The success of the Lincoln Electric compensation plan in the United States was that there were no caps on the earning potential of a worker. The more the worker produced the more they could make. This system created in effect, many independent sub-contractors, who were free to make their own decisions about their production. The system fostered a particular type of worker, very independent, tough minded and self-motivated. The management of Lincoln Electric was convinced that their system would work anywhere it was implemented, so when they expanded to foreign countries they assumed easy adoption of their system by foreign laborers. However, many of the foreign workers did not share the same values as the American workers that had made the Lincoln system so successful.
The piecework system is not as effective if the workers are not motivated by strictly monetary compensation, and Lincoln Electric found foreign workers valued other compensation like sick leave and vacation more than their domestic workers. Moreover, many foreign governments had laws that made the full adoption of the key element of Lincoln's piecework system illegal. The Lincoln system was not the same when all pieces of the system were not in place. In addition to the lack of full implementation, the system hinged on a substantial bonus based on the productivity of the company. When the company struggled to make a profit, the bonus was small and the motivation of the workers was lessened. Lastly, the Lincoln Electric core management group was visible on the factory floor in Cleveland and workers felt as if they had a direct connection with the upper management of the company.

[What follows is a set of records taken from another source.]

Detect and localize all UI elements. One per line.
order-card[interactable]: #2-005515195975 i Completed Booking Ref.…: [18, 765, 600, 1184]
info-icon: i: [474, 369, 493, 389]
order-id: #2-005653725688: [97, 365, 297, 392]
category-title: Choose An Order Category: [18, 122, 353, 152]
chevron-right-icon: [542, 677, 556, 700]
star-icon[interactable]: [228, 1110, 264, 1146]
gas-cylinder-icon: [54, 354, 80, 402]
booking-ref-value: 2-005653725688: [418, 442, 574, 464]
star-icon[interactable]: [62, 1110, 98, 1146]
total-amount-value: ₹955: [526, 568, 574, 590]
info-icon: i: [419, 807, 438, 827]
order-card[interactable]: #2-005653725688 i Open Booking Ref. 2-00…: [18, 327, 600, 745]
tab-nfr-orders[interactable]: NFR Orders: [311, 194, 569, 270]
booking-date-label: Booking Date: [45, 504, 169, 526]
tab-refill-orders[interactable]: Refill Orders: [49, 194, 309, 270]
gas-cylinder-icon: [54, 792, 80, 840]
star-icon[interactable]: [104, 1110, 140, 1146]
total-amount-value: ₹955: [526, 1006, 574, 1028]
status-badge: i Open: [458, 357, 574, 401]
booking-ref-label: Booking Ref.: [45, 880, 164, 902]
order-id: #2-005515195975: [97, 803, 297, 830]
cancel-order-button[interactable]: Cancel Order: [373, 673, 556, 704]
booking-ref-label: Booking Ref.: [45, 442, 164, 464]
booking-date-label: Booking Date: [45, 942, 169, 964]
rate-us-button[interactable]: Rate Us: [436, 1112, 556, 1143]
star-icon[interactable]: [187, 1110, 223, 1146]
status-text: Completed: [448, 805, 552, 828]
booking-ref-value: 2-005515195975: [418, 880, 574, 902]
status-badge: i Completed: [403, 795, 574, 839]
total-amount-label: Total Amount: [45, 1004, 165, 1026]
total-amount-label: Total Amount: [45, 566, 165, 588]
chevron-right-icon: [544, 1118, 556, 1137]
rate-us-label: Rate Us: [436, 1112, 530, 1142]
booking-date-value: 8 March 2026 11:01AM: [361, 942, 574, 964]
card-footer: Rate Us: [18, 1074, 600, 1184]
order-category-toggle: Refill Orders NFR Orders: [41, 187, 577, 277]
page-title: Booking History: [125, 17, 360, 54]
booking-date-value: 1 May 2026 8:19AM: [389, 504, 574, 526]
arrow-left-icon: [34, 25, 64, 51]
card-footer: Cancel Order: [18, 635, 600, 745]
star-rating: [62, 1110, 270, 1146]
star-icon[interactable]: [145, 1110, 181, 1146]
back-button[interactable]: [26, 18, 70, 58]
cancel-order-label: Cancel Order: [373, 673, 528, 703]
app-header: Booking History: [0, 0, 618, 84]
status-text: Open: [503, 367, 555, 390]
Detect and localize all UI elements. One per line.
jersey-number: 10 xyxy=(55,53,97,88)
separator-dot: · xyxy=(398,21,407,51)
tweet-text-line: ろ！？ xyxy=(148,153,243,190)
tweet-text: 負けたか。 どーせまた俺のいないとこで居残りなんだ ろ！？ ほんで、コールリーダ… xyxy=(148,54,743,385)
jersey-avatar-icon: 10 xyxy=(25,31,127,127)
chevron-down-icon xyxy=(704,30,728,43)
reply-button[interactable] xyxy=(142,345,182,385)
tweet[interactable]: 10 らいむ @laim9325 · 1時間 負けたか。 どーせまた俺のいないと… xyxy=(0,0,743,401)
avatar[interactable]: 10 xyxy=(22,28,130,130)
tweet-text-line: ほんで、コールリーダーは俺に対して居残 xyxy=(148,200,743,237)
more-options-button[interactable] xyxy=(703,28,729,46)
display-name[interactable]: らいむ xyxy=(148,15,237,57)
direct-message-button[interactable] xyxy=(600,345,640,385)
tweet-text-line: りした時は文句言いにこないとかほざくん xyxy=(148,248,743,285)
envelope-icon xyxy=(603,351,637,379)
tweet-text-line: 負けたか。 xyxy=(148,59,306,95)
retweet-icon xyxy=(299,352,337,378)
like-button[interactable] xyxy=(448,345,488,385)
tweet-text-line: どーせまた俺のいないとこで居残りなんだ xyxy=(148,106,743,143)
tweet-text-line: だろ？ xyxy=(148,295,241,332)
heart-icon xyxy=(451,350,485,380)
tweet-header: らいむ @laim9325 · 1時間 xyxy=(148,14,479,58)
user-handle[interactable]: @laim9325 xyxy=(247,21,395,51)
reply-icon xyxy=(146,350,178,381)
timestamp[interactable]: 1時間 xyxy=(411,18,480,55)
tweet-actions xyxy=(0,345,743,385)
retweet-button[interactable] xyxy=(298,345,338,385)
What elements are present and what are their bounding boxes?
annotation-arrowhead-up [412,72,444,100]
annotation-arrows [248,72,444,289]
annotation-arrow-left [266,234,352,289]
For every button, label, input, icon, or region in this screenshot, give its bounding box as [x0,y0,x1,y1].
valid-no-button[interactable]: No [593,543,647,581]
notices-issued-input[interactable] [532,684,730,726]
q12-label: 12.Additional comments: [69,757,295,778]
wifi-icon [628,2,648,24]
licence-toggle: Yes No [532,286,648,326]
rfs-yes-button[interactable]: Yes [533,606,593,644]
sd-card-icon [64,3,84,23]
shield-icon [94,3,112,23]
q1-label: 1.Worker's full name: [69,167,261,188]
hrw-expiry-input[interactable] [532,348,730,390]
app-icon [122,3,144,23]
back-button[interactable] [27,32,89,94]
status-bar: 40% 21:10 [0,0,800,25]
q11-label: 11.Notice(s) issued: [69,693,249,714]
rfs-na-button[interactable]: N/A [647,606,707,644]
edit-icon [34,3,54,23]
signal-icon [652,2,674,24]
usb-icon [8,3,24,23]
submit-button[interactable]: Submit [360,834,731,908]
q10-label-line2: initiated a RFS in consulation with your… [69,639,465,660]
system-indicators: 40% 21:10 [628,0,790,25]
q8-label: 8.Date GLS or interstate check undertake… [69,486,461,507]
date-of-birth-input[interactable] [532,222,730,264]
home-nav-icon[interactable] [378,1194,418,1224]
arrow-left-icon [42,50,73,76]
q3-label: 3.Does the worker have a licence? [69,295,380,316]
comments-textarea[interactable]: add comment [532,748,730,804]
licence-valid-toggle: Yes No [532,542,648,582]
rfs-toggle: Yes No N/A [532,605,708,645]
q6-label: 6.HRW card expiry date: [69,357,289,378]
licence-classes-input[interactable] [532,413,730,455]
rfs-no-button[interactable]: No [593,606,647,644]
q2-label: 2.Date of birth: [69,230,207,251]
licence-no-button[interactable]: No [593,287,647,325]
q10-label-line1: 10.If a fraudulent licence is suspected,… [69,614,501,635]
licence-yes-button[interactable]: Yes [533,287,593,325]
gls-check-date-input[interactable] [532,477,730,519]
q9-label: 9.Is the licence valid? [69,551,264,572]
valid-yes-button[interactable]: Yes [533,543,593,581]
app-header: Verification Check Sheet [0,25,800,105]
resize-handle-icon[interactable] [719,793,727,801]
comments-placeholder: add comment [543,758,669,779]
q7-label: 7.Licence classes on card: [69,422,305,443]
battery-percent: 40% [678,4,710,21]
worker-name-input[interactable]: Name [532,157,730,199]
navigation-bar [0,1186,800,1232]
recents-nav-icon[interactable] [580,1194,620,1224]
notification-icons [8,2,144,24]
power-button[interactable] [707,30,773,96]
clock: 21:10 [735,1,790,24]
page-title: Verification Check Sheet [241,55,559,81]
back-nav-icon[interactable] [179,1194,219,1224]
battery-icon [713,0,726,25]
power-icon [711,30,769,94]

Foreign workers, of which many of them were obtained through acquisition, lacked that sense of closeness and direct ownership of the organization. Separate from the difficulty in implementing the foundation of the Lincoln compensation system, the company was hit with misfortune in their expansion. One of the keys to their expansion in Europe was the European Union's elimination of tariffs between European nations. This tariff elimination would allow each European plant to produce specified products and transfer them cheaply to the different European countries. This tariff elimination never happened and Lincoln was stuck with several plants that would have to continue to produce the entire breath of their product lines which never allowed them the economies of scale and scope they were counting on. Even more damaging was the recession that hit economies in Europe and in Japan during the years directly following their most aggressive expansion.
These problems that Lincoln Electric faced were devastating and when it became clear that their expansion plans were failing, Lincoln was slow to take action and unfamiliar with what the appropriate actions were. The underlying root cause of Lincoln's struggles was their 90+ year corporate culture that was founded on an ideology of letting people figure things out. In other words, Lincoln's culture was so ingrained in de-centralized decision rights that when fast action was needed by corporate direction, the corporate management was unable to recognize the need for intervention and assumed the International operations would figure out their own problems. Moreover, all of the Lincoln executives were hired from within. None of them had the knowledge of how to deal with International business problems. In addition to these fundamental root-problems, the successful US operations were the home of the corporate decision makers these execs were highly visible on the factory floor.
It is reasonable to assume that, because of these close proxim ities, corporate executives had a much better feel for the domestic operations and could quickly recognize a problem locally more so than in the International operations. All of these fundamental and cultural foundations at Lincoln Electric were the root cause of the struggles of the operations in foreign countries.